Experten der Universitäten Berkeley und Pittsburgh sowie der Carnegie-Mellon-University in New York haben bei einem Test innerhalb weniger Minuten Exploits für Schwachstellen in fünf Programmen von Microsoft erzeugt.
Sie verwendeten dazu die Patches, welche die automatische Update-Funktion von Windows auf Rechner überspielt. Diese Software-»Flicken« verglich ein Programm mit den Original-Dateien auf den Windows-Rechnern und generierte einen entsprechenden Exploit.
Angreifer, die solche automatisierten Verfahren zurückgreifen, können wesentlich schneller Schadsoftware entwickeln, die Sicherheitslücken ausnutzt. Bislang beträgt das Zeitfenster ein bis drei Tage, bis nach Bekanntwerden einer Schwachstelle ein Patch bereitsteht. Bereits das reicht jedoch in vielen Fällen aus, um ungepatchte Rechner zu attackieren.
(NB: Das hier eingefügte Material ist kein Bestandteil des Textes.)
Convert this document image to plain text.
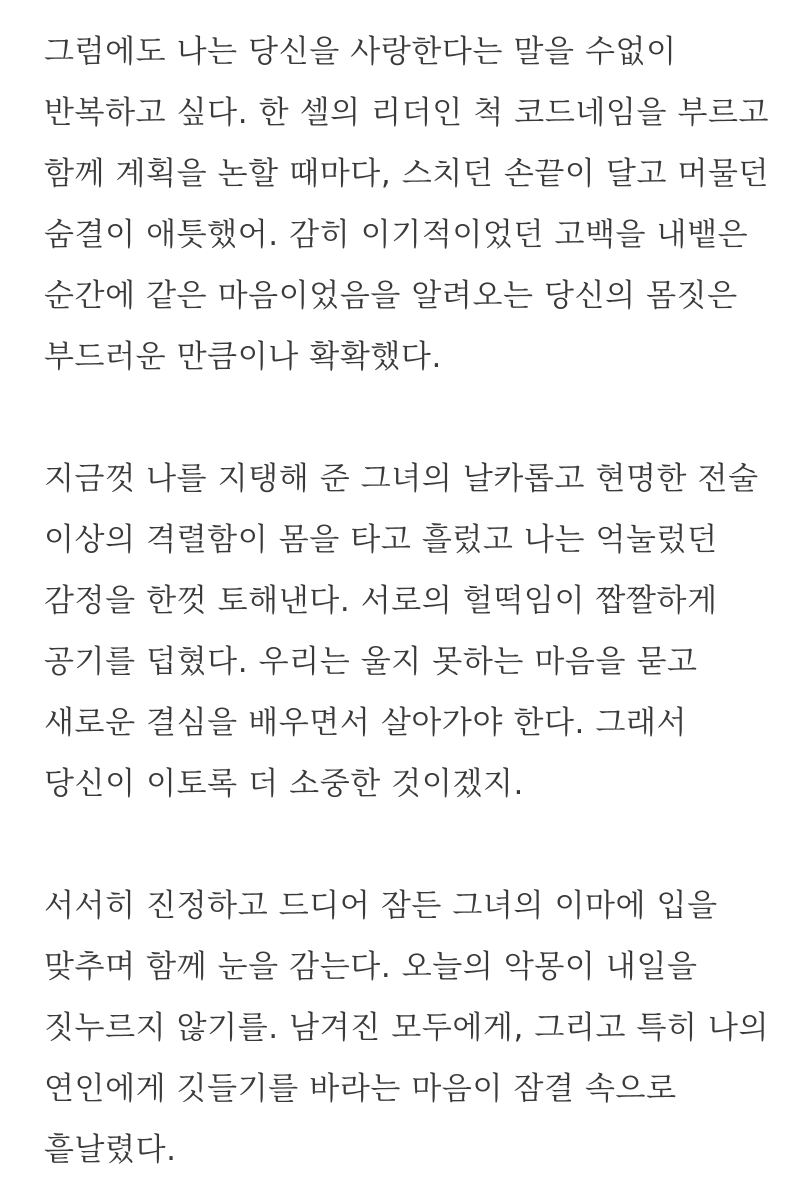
그럼에도 나는 당신을 사랑한다는 말을 수없이
반복하고 싶다. 한 셀의 리더인 척 코드네임을 부르고
함께 계획을 논할 때마다, 스치던 손끝이 달고 머물던
숨결이 애틋했어. 감히 이기적이었던 고백을 내뱉은
순간에 같은 마음이었음을 알려오는 당신의 몸짓은
부드러운 만큼이나 확확했다.
지금껏 나를 지탱해 준 그녀의 날카롭고 현명한 전술
이상의 격렬함이 몸을 타고 흘렀고 나는 억눌렀던
감정을 한껏 토해낸다. 서로의 헐떡임이 짭짤하게
공기를 덥혔다. 우리는 울지 못하는 마음을 묻고
새로운 결심을 배우면서 살아가야 한다. 그래서
당신이 이토록 더 소중한 것이겠지.
서서히 진정하고 드디어 잠든 그녀의 이마에 입을
맞추며 함께 눈을 감는다. 오늘의 악몽이 내일을
짓누르지 않기를. 남겨진 모두에게, 그리고 특히 나의
연인에게 깃들기를 바라는 마음이 잠결 속으로
흩날렸다.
Ein Fachmann des Sicherheitsunternehmens SANS Institute befürchtet, dass es in Kürze nur noch Minuten oder bestenfalls Stunden dauern wird, bis erste Exploits auftauchen. Für Anbieter von Sicherheitssoftware bedeute dies, dass sie ihre Produkte stärker auf Prevention auslegen müssten.
Solche Ansätze verlassen sich nicht darauf, Angriffe anhand bereits bekannter Muster zu identifizieren und zu unterbinden. Gefragt seien Verfahren, die zwischen »normalen« Vorgängen auf einem Rechner und Aktionen unterscheiden können, die auf eine Attacke hindeuten.